Il précise aussi que son organisation tente de mobiliser les pays d’Europe du nord, soucieux de la protection de l’environnement – que respecte le rail en particulier – dans le renouveau du réseau est-africain Kenya-Tanzanie-Ouganda.
Elle collabore aussi avec l’ONU pour combattre le fléau du HIV/SIDA dont la propagation en Afrique est favorisée par le transport routier, ainsi qu’avec la Banque Mondiale qui participe au financement de plusieurs projets de privatisation ou de mise en concessions de compagnies ferroviaires.
Des coûts de construction et d’équipement élevés
L’UIC est également en contact avec l’Union européenne dont les experts estiment que les chemins de fer constituent « le moyen de transport le mieux adapté pour le déplacement de gros volumes sur de longues distances », se prêtant particulièrement bien au transport de marchandises à destination et en provenance des pays enclavés d’Afrique. Ils admettent cependant que les chemins de fer ont des coûts de construction et d’équipement élevés et requièrent une gestion plus complexe que celle des routes.
Ils constatent que le coût relatif du transport routier a diminué au cours des vingt dernières années alors que dans le même temps les services ferroviaires se sont détériorés. Ce qui a eu comme résultat le transfert d’une grande partie du trafic – et donc des recettes – du rail vers la route.
Le coût de l’entretien et de la gestion d’un vaste réseau ferroviaire dépasse les moyens de nombreux pays en développement, ce qui ne fait qu’accélérer la détérioration des infrastructures et des services, et continue à faire peur aux bailleurs de fonds, plus enclins à financer des routes que le rail. En Afrique subsaharienne, à l’exception de l’Afrique du Sud, peu de nouvelles lignes ont été construites, et le nombre de kilomètres de voies ferrées a même diminué dans certains pays comme le Kenya ou le Zimbabwe.
La Banque Mondiale a constaté de son côté qu’une évolution semblable a frappé l’ensemble des chemins de fer publics à travers le monde et préconise une restructuration en coopération avec le secteur privé, recommandant la mise en concession des chemins de fer plutôt que leur privatisation complète.

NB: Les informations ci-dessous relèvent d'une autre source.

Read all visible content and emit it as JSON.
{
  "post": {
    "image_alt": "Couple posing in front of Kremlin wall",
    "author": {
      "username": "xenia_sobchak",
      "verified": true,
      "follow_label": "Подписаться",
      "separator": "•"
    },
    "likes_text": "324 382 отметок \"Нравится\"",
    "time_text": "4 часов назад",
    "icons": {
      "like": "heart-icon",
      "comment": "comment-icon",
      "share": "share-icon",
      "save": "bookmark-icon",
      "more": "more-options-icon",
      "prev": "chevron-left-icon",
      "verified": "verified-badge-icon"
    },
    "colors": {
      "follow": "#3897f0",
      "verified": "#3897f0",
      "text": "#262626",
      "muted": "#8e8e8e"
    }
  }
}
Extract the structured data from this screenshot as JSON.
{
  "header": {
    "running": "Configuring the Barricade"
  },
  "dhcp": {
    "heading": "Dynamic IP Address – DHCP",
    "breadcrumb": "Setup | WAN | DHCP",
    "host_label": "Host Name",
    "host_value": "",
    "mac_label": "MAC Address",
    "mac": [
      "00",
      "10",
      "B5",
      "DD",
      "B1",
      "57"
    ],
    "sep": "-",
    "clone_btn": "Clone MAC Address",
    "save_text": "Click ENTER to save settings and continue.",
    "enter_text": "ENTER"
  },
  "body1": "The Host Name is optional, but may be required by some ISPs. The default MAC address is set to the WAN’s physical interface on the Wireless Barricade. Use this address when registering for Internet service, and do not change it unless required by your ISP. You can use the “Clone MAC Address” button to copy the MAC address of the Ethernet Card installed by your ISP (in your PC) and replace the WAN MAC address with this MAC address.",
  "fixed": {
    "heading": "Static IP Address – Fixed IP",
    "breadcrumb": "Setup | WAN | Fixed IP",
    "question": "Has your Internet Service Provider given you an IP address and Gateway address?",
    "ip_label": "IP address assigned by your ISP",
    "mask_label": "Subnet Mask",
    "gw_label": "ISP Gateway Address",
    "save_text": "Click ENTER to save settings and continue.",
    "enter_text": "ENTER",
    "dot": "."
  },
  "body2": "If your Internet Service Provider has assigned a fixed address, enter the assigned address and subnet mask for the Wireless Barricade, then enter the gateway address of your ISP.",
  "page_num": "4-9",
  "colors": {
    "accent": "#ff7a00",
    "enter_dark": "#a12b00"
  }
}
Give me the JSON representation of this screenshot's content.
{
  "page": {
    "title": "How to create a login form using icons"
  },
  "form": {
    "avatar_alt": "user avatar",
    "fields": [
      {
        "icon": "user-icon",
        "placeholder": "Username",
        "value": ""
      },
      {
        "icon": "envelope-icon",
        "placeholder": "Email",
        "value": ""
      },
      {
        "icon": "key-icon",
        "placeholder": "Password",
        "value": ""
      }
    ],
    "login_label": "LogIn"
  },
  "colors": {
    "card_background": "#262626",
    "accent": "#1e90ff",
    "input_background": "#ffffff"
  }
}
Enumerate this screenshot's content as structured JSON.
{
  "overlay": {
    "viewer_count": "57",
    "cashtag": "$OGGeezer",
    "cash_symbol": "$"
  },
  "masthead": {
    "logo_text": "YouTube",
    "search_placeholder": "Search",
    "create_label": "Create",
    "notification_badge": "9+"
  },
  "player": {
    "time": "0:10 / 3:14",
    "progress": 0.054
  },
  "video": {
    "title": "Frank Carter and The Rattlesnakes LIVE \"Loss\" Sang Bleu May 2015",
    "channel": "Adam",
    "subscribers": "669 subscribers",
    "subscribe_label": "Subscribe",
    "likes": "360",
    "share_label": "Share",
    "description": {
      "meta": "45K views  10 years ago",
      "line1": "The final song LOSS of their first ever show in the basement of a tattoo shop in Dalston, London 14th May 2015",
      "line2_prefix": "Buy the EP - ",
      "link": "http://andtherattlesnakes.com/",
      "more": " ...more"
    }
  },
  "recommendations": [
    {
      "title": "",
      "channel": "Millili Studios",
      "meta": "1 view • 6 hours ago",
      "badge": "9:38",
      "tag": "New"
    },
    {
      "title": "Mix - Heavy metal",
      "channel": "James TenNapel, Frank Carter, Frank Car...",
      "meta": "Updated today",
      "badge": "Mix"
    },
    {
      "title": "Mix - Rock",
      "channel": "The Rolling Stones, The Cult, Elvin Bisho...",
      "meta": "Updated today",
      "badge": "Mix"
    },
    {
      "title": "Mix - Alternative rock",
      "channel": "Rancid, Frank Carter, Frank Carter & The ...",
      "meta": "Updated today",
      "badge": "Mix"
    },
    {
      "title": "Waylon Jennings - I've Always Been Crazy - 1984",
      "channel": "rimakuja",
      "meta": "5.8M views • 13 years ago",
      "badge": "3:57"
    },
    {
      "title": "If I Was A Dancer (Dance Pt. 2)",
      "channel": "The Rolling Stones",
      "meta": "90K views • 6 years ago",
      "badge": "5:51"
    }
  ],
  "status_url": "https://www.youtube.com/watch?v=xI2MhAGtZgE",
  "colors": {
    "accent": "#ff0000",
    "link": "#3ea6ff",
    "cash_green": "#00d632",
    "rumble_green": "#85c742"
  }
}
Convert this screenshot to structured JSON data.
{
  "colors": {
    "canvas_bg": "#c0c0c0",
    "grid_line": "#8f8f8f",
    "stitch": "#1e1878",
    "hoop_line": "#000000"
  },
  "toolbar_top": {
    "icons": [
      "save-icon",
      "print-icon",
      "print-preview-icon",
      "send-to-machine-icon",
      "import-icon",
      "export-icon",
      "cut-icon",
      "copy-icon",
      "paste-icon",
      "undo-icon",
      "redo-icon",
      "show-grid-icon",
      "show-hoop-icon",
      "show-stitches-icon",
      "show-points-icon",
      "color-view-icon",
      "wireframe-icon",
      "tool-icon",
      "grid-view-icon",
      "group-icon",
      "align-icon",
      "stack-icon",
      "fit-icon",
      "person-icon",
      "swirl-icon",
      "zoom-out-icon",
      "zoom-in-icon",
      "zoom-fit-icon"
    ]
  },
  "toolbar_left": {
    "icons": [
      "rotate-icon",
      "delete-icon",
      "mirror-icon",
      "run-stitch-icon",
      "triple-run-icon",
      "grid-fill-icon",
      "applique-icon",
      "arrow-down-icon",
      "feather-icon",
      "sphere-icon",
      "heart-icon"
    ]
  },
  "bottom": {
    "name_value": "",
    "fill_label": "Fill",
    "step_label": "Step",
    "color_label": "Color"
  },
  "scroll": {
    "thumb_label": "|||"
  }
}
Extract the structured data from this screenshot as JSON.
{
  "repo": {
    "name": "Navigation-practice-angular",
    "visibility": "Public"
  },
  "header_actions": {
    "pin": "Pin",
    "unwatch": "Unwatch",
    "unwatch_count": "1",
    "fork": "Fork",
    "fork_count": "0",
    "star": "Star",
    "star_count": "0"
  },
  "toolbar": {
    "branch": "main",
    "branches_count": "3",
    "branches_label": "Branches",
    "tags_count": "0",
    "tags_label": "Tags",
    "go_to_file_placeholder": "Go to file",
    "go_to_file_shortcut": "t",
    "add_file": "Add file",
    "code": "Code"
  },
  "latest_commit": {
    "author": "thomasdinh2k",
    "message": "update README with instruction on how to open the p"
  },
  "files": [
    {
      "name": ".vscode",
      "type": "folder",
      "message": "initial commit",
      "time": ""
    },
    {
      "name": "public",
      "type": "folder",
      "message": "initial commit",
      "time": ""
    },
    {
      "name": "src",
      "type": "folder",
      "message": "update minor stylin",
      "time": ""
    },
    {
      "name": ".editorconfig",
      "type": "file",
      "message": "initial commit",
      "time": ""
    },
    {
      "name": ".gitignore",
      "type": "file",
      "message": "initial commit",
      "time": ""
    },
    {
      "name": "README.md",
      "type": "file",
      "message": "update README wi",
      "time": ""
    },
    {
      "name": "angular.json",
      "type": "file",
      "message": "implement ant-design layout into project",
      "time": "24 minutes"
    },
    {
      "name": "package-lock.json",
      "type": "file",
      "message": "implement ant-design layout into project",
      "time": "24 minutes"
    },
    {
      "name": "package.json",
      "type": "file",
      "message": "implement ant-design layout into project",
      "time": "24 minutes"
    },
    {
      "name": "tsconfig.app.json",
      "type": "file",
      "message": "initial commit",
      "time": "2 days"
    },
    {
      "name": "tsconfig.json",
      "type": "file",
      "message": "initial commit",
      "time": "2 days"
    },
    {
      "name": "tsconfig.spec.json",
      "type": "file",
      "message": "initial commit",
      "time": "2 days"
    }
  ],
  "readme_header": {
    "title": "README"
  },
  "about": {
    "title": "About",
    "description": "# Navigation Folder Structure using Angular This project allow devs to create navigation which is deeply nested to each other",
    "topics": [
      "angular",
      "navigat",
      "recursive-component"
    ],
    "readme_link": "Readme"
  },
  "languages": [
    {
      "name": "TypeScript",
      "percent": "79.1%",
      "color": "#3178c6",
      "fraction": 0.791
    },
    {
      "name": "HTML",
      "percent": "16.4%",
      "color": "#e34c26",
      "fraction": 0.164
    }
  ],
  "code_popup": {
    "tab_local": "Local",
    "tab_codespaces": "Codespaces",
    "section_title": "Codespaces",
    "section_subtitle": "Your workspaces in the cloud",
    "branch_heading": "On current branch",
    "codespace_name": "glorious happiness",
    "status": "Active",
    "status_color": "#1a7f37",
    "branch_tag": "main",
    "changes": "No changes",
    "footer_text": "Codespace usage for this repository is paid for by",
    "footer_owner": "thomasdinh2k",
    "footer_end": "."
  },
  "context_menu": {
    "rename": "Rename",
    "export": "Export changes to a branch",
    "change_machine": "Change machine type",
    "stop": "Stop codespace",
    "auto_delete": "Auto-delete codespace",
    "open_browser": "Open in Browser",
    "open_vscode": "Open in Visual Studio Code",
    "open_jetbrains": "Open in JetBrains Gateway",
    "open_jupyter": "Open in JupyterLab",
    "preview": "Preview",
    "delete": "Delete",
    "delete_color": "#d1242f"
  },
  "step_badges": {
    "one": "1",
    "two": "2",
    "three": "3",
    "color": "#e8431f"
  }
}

Plus de 7 200 km entre le Nigeria et le Burkina Faso
La Côte d’Ivoire et le Burkina Faso ont été des précurseurs en la matière, l’attribution d’une franchise ayant transféré à une société privée la responsabilité de l’exploitation des chemins de fer des deux pays. Ce partenariat public-privé a arrêté le déclin amorcé dans les années quatre-vingt. Selon Vipin Sharma, la mise en concession des chemins d’ Etat de plusieurs pays de l’Afrique subsaharienne est en bonne…voie.
L’importance des chemins de fer a été reconnue aussi bien par les auteurs africains du Nepad, le Nouveau partenariat pour le développement économique de l’Afrique, que par leurs alliés du G8 qui mettent un accent particulier sur la modernisation des infrastructures africaines – tout en reconnaissant le coût élevé des investissements.
Ainsi, des grands projets sont à l’étude tels que le rail ouest-africain qui implique l’interconnexion des réseaux sur plus de 7 200 km entre le Nigeria et le Burkina Faso en passant notamment par la Côte d’Ivoire, le Liberia, la Guinée et le Sénégal, et dont le coût s’élèverait à 3 milliards de dollars. Le rail transafrique portant sur 8 000 km entre l’Afrique du Sud et le Tchad à travers la Namibie, l’Angola et le Cameroun est encore au stade de l’étude préliminaire.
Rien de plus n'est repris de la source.